In this register study using the Danish National Patient Register, incident CD and UC patients between 2003 and 2015 were assessed and matched on age and gender with one non-diseased control. The selected EIMs and comorbidities for this study included 51 different diagnoses divided into eight classes; musculoskeletal system, dermatologic and oral systems, hepatopancreatobiliary system, ocular system, metabolic system, renal system, nervous system and the respiratory system. Logistic regression analysis was applied to estimate odds ratios and test for significant differences in the timing and occurrence of EIMs and comorbidities between the patient groups and the control groups, and between the dates of IBD diagnosis.

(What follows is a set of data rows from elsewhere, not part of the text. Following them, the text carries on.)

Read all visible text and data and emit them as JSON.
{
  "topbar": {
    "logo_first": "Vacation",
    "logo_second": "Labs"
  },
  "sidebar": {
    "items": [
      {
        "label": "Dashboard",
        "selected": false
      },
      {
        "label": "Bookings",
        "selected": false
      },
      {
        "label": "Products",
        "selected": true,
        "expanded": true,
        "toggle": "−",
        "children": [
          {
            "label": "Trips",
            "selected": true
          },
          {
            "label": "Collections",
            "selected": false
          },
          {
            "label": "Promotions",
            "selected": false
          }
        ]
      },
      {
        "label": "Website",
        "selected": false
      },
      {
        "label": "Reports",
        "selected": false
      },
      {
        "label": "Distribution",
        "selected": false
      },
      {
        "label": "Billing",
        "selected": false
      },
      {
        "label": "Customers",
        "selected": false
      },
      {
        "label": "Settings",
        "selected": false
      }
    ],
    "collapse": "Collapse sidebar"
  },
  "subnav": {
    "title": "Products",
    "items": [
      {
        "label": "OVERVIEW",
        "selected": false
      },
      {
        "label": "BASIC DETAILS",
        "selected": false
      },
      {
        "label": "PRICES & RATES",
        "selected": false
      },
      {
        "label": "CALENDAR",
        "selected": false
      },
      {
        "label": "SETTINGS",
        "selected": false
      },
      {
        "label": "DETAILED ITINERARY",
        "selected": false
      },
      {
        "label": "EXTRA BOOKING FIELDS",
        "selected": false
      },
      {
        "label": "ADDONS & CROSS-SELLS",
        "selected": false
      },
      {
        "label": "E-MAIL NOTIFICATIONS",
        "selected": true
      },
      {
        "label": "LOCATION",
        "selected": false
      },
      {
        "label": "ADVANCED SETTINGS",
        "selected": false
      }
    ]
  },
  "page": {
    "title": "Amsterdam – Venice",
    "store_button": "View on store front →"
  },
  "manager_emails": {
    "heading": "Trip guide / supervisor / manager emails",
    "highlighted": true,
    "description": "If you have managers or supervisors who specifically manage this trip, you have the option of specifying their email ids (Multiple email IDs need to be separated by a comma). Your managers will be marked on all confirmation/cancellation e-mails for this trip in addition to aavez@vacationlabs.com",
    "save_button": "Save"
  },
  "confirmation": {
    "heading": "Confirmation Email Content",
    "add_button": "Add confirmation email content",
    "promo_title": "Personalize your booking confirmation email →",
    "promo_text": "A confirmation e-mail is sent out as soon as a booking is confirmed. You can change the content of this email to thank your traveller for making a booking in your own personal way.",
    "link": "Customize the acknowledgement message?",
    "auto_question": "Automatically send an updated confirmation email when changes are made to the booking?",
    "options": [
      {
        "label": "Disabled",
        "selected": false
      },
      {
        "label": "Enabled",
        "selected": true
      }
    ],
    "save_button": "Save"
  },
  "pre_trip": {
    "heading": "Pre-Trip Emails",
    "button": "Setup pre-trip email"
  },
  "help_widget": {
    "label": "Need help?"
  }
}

In total, 10302 incident patients with CD and 22144 incident patients with UC were identified and included in the analyses. The highest risk of patients experiencing EIM/comorbidities for the first time before their IBD diagnosis was in the dermatologic and oral systems, 6.0% of all CD patients and 4.1% of all UC patients. After IBD diagnosis, registered values were 9.5% and 4.6%, respectively. For CD, the odds ratio of having an EIM before or after IBD diagnosis, as compared with controls, was significant in the dermatologic, oral, hepatopancreatobiliary, musculoskeletal, ocular, renal and respiratory systems. For UC, the risks were similar before and after UC diagnosis, apart from the nervous system where the odds ratio was significantly higher before the diagnosis of UC, and after in the ocular system. Additionally, we observed that UC patients were significantly more likely to have a registered diagnosis of Parkinson’s disease than controls. The odds ratio was 1.58 and comparable to that which has been reported in recent studies.


This study provides population-based evidence of EIMs in CD and UC patients that precede their IBD diagnosis at an equal risk of occurrence, after diagnosis. These findings may indicate a significant diagnostic delay of CD and UC, and the occurrence of known EIMs should prompt physicians to look for patients possibly having underlying IBD.